# Sentiment analysis with sparse features

Predict sentiment on the IMDB database using `Calf`.  This example shows that Calf can efficiently fit and predict using a sparse feature matrix produced by TfidfVectorizer.   For this small example, we select 400 movie reviews out of 25000.  Even with the limited number of samples, the bag of word model expands the number of feature columns to 9576.  Calf learns the training sets.  As expected, Calf needs more examples to show skill predicting unseen reviews.  

Notably, calfcv successfully handled IMDB sentiment classification using a 50,000 x 101,895 feature matrix with multiprocessing and stable memory use. Auc of 0.93 was achieved for predicting sentiment of the positive and negative classes, demonstrating its performance. 


Author: Rolf Carlson, Carlson Research LLC, <hrolfrc@gmail.com>

License: 3-clause BSD

### Get the data

In [1]:
from sklearn.datasets import load_files
from sklearn.feature_extraction.text import TfidfVectorizer
from sklearn.metrics import roc_auc_score
from calfcv import Calf

Read the sentiment

In [2]:
im_train = load_files('../../data/imdb/train/', shuffle=False)
im_test = load_files('../../data/imdb/test/', shuffle=False)

Create the train and test datasets

In [3]:
corpus = im_train.data + im_test.data
y = list(im_train.target) + list(im_test.target)
y_train, y_test = list(im_train.target), list(im_test.target)
X = TfidfVectorizer().fit_transform(corpus)

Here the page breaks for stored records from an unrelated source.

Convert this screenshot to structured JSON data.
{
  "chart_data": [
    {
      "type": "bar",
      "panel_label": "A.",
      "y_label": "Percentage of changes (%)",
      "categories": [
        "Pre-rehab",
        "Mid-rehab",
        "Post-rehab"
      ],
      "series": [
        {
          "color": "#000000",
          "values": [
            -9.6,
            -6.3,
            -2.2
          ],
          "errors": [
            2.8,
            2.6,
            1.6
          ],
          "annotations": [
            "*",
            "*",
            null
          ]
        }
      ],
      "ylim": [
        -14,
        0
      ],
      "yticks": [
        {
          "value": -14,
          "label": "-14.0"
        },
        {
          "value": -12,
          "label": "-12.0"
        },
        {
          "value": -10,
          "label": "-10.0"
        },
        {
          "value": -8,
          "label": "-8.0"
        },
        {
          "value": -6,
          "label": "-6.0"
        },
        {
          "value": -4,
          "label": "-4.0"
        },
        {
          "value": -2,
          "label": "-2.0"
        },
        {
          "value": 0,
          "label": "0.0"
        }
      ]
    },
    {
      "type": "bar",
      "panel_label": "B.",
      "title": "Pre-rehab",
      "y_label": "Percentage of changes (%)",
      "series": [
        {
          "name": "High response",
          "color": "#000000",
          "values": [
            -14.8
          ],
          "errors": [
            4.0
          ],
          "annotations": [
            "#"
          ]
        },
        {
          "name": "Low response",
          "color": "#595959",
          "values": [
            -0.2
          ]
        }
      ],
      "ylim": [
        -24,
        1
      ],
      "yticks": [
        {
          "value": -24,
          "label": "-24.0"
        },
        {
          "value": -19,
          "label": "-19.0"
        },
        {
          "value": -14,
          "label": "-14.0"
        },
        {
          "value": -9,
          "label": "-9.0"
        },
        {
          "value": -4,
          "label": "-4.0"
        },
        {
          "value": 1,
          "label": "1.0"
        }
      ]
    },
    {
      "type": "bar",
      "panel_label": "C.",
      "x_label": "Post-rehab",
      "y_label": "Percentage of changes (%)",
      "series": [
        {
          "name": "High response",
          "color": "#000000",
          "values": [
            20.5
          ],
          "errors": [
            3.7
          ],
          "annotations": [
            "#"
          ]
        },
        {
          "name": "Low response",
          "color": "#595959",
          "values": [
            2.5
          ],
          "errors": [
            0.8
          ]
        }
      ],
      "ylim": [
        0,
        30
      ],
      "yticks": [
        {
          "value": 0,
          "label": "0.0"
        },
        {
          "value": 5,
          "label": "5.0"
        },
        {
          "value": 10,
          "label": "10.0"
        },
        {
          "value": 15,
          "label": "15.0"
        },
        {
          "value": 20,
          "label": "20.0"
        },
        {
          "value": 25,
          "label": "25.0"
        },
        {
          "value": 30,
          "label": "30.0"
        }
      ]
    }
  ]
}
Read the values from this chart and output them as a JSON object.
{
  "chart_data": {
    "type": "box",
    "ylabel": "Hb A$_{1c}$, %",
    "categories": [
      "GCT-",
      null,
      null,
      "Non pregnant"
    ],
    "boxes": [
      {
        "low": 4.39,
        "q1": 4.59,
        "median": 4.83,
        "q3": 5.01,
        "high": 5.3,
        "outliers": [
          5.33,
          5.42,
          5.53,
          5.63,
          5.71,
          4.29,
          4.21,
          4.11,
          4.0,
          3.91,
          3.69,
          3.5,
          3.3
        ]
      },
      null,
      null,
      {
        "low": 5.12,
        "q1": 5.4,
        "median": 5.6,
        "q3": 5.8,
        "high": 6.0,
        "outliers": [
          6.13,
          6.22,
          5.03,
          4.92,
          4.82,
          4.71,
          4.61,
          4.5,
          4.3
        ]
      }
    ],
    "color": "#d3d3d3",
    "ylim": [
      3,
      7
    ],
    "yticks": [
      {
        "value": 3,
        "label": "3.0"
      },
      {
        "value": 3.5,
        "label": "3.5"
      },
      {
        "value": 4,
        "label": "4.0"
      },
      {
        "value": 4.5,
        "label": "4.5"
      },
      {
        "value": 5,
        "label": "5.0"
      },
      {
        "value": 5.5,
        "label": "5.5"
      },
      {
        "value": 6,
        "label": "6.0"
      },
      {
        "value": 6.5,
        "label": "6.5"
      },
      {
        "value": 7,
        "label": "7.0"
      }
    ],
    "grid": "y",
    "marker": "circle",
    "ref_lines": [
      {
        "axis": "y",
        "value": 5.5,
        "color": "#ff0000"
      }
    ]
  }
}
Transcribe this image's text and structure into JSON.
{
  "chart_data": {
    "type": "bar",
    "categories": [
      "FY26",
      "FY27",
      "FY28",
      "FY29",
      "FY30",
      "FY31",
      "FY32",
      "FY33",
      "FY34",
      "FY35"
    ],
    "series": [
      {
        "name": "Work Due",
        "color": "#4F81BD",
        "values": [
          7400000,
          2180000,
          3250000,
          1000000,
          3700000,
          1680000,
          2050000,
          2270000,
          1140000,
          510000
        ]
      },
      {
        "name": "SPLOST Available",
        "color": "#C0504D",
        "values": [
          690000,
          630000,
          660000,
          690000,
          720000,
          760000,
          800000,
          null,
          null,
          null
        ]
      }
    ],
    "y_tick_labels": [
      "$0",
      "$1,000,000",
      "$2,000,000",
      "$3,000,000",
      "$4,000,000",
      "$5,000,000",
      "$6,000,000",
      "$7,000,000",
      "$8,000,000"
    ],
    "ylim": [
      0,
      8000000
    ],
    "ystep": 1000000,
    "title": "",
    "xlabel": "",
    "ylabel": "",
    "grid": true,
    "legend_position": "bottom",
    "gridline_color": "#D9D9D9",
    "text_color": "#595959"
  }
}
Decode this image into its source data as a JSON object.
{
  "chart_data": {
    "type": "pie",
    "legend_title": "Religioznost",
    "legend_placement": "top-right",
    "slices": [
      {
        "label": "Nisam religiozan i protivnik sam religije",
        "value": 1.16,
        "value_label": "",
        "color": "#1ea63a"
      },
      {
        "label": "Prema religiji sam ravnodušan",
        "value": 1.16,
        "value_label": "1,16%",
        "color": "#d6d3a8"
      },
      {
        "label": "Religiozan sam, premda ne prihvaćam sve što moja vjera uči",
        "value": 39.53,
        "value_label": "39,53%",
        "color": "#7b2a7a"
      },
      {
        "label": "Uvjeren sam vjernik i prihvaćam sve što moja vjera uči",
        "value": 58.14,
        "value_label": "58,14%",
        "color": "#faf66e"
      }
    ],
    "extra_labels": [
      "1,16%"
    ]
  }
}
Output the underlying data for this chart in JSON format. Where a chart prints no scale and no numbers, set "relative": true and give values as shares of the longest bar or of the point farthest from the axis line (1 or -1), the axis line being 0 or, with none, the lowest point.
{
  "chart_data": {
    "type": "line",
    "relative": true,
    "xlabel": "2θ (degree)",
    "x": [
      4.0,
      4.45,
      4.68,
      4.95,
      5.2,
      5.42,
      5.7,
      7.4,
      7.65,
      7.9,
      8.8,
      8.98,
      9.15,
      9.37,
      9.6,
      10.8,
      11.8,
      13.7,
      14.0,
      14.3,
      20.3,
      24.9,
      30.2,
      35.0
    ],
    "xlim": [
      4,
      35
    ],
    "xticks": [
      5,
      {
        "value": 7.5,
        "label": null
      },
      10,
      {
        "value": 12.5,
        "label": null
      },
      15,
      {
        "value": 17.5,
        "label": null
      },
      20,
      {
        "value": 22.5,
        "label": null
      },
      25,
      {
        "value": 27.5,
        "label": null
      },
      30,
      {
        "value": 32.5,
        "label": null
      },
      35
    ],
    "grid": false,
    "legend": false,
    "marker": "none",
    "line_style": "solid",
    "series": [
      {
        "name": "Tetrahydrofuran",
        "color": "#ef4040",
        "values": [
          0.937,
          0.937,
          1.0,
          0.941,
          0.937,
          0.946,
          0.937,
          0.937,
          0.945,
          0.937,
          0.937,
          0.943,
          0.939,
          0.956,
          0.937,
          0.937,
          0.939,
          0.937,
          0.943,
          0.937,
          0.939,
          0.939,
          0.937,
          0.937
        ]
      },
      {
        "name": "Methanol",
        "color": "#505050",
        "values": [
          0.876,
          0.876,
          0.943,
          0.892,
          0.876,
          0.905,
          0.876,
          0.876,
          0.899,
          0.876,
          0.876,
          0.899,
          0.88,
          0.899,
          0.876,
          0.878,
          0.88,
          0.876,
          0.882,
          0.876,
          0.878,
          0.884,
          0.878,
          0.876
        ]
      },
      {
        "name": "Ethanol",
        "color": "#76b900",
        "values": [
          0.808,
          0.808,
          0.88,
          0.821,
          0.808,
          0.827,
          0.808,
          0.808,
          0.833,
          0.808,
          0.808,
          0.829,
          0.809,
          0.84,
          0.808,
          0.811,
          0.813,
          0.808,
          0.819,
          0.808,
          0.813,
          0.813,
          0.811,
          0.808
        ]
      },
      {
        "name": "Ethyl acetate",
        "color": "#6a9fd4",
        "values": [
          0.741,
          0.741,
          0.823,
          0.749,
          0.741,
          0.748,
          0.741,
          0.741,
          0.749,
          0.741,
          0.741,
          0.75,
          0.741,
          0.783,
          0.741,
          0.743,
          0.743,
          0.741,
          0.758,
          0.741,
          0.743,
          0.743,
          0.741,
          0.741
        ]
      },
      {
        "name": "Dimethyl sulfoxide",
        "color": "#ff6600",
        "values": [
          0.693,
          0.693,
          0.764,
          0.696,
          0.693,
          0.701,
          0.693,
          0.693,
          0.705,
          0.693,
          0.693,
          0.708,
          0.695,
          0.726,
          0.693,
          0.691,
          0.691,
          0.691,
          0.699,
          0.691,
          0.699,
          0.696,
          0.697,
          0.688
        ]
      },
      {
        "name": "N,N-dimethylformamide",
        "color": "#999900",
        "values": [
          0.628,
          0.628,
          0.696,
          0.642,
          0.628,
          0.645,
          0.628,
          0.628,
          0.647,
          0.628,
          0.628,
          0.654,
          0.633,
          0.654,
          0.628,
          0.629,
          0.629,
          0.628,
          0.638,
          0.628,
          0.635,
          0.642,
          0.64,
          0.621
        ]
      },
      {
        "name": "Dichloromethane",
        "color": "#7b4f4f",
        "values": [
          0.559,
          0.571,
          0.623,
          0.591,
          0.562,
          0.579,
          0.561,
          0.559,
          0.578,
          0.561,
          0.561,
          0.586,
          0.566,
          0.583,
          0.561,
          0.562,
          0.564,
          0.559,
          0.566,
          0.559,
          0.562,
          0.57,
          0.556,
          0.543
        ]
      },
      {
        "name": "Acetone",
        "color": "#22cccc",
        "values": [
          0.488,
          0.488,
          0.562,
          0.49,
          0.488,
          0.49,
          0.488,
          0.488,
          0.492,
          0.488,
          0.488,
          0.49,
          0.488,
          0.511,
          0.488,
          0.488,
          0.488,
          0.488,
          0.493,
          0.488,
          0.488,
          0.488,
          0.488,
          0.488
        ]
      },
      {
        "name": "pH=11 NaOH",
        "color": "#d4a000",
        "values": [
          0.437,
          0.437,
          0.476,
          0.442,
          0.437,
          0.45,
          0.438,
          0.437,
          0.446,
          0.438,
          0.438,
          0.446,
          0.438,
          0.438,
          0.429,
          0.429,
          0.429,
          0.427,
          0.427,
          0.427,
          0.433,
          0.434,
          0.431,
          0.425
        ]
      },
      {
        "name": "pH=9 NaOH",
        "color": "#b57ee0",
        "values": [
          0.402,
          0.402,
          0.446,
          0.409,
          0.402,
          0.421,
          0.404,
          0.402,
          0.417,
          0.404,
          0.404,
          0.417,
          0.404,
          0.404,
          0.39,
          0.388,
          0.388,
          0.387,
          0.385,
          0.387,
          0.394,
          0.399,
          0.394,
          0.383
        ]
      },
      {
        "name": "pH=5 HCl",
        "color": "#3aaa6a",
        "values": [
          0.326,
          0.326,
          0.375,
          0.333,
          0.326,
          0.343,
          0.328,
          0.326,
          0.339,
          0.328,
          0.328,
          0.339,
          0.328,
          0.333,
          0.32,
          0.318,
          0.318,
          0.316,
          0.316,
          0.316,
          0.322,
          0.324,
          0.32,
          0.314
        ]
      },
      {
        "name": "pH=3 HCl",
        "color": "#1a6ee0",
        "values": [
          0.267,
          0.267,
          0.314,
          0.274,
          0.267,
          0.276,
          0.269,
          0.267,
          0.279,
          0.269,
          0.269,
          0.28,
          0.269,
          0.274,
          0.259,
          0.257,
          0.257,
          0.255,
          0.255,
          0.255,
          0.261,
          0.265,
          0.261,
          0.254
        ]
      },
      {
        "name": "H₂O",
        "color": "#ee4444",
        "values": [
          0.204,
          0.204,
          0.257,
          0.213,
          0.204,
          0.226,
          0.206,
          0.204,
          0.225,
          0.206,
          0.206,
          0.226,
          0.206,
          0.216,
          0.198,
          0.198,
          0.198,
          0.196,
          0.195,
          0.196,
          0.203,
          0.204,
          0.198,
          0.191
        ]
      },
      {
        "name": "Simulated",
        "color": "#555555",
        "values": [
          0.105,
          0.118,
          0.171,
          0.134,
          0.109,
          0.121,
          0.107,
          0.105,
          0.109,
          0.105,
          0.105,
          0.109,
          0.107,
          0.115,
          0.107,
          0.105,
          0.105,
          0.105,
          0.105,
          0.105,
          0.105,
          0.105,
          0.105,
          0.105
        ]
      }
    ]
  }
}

X_train = X[0:len(im_train.data), :]
X_test = X[len(im_train.data)::, :]

print(len(y_train), X_train.shape)
assert len(y_train) == X_train.shape[0], "y_train wrong shape"
print(len(y_test), X_test.shape)
assert len(y_test) == X_test.shape[0], "y_test wrong shape"

200 (200, 9576)
200 (200, 9576)


### Predict seen sentiment

Predict the corpus

This prediction of the corpus should have an AUC near 1

In [4]:
clf = Calf(order_col=True).fit(X, y)

In [5]:

y_pred = clf.predict(X)

In [6]:

roc_auc_score(y, y_pred)

0.945

With only 200 samples, Calf demonstrates poor skill at predicting sentiment in the training data after having learned the corpus.   There needs to be more training data.

In [7]:
clf = Calf(order_col=True).fit(X_train, y_train)
y_pred = clf.predict(X_train)
roc_auc_score(y_train, y_pred)

0.765

Calf demonstrates skill at learning the testing data.

In [8]:
clf = Calf(order_col=True).fit(X_test, y_test)
y_pred = clf.predict(X_test)
roc_auc_score(y_test, y_pred)

0.9299999999999999

Training and predicting the training data results in a high AUC, even for a small number of samples.

In [9]:
y_pred = clf.predict(X_train)
roc_auc_score(y_train, y_pred)

0.705

Similarly, Calf learns the testing data

In [10]:
clf = Calf(order_col=True).fit(X_test, y_test)
y_pred = clf.predict(X_test)
roc_auc_score(y_test, y_pred)

0.9299999999999999

### Predict unseen sentiment

Calf does not have enough training data to show skill predicting the unseen testing set

In [11]:
clf = Calf(order_col=True).fit(X_train, y_train)
y_pred = clf.predict(X_test)
roc_auc_score(y_test, y_pred)

0.6900000000000001

Predict the probability of the sentiment class requires additional training

In [12]:
y_pred = clf.predict_proba(X_test)[:, 1]
roc_auc_score(y_test, y_pred)

0.7846